Este fim de semana, passou por Lisboa um furacão chamado Joaquin. E, como sabem, um furacão é uma grande perturbação na atmosfera terrestre. Disseram que, antes de chegar à Península Ibérica, Joaquin perdeu força e passou para o estado de depressão extratropical. Ah, que bonito. É este tipo de poesia que encontramos todos os dias nas páginas dos jornais. Frases assim: Convém salientar que existe alguma incerteza associada à trajetória da depressão, pelo que pode haver alterações no cenário meteorológico. Como é poético isso. Talvez porque mistura termos complicados com palavras onde predomina a letra i. E saem assim umas frases musicais. Sublimes. Joaquin cobriu a cidade de nuvens cinzentas, trouxe chuva, dores de garganta e vento moderado a forte no litoral oeste com rajadas até 70 km/hora.

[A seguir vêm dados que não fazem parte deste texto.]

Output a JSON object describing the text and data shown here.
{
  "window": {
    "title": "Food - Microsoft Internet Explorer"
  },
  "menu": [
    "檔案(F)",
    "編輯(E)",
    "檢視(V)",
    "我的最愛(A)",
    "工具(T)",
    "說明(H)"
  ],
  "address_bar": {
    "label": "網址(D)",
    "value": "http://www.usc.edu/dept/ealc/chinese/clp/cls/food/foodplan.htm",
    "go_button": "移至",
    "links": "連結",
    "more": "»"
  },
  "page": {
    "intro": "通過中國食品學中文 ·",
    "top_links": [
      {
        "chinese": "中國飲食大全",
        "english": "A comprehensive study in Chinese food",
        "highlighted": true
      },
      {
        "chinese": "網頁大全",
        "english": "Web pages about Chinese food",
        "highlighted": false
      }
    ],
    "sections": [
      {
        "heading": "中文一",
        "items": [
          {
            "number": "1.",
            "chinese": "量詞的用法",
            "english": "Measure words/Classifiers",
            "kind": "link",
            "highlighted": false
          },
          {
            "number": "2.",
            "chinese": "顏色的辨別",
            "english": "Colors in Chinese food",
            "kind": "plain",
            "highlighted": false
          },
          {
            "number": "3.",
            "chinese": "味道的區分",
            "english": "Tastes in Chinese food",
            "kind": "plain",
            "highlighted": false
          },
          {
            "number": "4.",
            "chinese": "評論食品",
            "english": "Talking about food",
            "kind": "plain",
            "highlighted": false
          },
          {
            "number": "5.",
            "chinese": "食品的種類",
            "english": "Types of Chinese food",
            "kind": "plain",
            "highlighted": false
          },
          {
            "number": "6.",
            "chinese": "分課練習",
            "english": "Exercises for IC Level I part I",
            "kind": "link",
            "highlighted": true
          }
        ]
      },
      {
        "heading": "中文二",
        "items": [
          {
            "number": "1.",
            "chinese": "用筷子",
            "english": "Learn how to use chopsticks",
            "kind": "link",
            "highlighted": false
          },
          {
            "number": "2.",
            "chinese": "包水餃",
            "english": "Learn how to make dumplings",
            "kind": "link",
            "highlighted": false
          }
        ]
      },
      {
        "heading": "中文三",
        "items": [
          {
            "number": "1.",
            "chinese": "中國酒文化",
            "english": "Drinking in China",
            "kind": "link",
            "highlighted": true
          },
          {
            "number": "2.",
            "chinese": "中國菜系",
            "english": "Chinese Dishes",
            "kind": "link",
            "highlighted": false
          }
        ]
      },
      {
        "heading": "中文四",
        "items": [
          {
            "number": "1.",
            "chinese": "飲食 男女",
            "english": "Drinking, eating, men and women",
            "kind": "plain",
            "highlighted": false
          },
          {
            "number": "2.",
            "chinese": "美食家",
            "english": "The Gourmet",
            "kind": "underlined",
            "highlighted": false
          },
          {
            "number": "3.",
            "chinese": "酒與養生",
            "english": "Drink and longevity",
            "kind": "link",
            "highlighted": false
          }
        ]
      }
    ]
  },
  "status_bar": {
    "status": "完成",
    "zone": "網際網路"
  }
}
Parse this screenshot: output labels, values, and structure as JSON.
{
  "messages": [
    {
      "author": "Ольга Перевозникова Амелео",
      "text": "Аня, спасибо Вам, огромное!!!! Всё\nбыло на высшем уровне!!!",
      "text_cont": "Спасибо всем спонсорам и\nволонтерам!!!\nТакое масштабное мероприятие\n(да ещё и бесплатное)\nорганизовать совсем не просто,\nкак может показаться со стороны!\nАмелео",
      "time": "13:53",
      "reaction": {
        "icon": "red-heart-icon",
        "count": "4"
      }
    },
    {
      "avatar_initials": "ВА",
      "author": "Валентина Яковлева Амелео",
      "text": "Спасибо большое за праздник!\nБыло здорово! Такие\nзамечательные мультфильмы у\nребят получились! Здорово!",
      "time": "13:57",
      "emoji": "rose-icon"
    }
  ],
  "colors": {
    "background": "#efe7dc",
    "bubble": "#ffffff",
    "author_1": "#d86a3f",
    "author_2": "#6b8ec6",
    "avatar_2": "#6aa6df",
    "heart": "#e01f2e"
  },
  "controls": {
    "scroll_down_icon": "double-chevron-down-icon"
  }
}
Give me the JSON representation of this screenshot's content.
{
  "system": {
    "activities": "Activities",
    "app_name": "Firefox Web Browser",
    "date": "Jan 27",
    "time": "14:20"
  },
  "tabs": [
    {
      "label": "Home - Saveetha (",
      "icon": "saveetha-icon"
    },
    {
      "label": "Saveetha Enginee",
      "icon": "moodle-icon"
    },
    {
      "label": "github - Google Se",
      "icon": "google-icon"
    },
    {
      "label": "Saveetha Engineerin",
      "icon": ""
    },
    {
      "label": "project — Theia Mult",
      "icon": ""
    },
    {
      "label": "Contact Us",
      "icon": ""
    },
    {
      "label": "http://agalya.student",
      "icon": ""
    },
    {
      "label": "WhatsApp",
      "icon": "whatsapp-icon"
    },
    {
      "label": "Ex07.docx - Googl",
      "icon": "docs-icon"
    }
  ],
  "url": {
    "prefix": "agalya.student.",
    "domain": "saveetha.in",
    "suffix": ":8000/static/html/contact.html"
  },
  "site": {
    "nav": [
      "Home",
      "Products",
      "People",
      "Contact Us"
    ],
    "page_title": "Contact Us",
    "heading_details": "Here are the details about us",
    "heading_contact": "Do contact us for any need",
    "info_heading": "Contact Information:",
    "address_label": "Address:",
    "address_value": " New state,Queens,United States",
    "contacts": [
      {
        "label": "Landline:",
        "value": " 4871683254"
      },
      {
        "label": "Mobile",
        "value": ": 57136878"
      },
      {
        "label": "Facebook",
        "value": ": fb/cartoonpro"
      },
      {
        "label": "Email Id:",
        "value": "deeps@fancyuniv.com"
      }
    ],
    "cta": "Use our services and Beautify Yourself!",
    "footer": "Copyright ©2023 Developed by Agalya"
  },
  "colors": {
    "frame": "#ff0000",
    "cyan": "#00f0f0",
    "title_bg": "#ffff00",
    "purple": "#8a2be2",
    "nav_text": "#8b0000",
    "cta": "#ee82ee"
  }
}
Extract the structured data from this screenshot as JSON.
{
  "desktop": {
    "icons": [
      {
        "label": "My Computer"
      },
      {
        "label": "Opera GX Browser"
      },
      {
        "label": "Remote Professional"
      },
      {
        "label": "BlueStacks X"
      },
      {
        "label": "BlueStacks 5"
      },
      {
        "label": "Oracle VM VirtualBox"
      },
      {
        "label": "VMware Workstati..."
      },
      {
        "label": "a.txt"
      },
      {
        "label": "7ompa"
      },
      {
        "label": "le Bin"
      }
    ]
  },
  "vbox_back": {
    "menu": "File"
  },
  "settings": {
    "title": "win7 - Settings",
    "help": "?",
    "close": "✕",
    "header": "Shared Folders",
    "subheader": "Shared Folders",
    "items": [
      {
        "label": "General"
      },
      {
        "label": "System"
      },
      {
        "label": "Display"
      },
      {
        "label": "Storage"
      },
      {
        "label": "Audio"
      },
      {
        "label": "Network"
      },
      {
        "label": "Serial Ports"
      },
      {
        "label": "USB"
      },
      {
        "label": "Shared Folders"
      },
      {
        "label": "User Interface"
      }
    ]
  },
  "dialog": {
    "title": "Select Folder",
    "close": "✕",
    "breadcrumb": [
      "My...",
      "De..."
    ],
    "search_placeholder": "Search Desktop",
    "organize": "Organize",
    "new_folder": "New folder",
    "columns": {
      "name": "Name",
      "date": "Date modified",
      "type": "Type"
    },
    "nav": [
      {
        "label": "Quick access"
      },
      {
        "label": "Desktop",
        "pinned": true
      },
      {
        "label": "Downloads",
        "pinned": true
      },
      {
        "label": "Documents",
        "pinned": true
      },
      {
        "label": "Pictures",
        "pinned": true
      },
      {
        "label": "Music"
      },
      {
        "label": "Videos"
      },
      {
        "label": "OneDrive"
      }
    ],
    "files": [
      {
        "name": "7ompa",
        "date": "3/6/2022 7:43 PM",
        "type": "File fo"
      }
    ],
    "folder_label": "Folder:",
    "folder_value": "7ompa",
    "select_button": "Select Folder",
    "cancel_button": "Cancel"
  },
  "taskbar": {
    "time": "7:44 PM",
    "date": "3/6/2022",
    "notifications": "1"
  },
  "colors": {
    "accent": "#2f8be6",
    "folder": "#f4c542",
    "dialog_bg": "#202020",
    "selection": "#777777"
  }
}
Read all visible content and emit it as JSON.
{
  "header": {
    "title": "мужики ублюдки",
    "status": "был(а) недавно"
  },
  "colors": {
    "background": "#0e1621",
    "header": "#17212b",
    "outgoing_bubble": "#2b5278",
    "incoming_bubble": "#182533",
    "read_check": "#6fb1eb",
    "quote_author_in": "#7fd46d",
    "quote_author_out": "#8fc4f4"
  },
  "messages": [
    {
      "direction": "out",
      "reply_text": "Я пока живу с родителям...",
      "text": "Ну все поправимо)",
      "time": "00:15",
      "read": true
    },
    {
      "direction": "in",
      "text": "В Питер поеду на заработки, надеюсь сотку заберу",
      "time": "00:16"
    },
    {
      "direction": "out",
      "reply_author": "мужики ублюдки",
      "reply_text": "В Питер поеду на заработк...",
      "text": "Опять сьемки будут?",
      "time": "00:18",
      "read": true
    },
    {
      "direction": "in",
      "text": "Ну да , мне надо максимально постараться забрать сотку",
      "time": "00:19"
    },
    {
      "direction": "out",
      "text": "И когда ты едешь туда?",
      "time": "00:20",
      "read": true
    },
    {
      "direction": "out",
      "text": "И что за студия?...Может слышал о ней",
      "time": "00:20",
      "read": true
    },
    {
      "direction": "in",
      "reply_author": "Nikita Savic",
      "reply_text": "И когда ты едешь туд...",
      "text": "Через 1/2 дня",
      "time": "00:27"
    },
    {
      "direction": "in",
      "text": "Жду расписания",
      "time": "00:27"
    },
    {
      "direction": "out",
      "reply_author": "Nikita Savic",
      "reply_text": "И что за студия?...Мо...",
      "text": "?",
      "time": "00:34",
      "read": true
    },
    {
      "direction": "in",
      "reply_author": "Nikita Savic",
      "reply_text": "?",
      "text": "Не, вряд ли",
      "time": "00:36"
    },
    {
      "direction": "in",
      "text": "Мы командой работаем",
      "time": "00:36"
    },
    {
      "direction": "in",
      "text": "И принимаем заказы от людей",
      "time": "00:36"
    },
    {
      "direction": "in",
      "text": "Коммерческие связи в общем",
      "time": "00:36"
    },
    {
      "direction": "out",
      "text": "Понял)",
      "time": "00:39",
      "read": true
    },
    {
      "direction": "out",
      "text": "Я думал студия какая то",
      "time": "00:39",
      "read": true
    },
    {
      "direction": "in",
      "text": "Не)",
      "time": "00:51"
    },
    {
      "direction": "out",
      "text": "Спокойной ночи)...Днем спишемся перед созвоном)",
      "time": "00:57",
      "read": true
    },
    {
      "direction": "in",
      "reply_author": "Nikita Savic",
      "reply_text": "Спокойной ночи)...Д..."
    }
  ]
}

Com ele, veio também o primeiro frio do ano, as pontas dos narizes geladas, a vontade de beber chá e fazer bolos no forno e de dormir ainda mais. Mas, Joaquin trouxe sobretudo novos tópicos de conversa à cidade arrepiada. É que já estava ficando difícil fazer conversa de circunstância. Hoje junto ao elevador, depois de semanas de tempo morno e indeciso, todos falavam de novo animadamente. Então, e esta chuva? perguntavam. Terrível. Terrível. Nem saí de casa por causa do raio do furacão.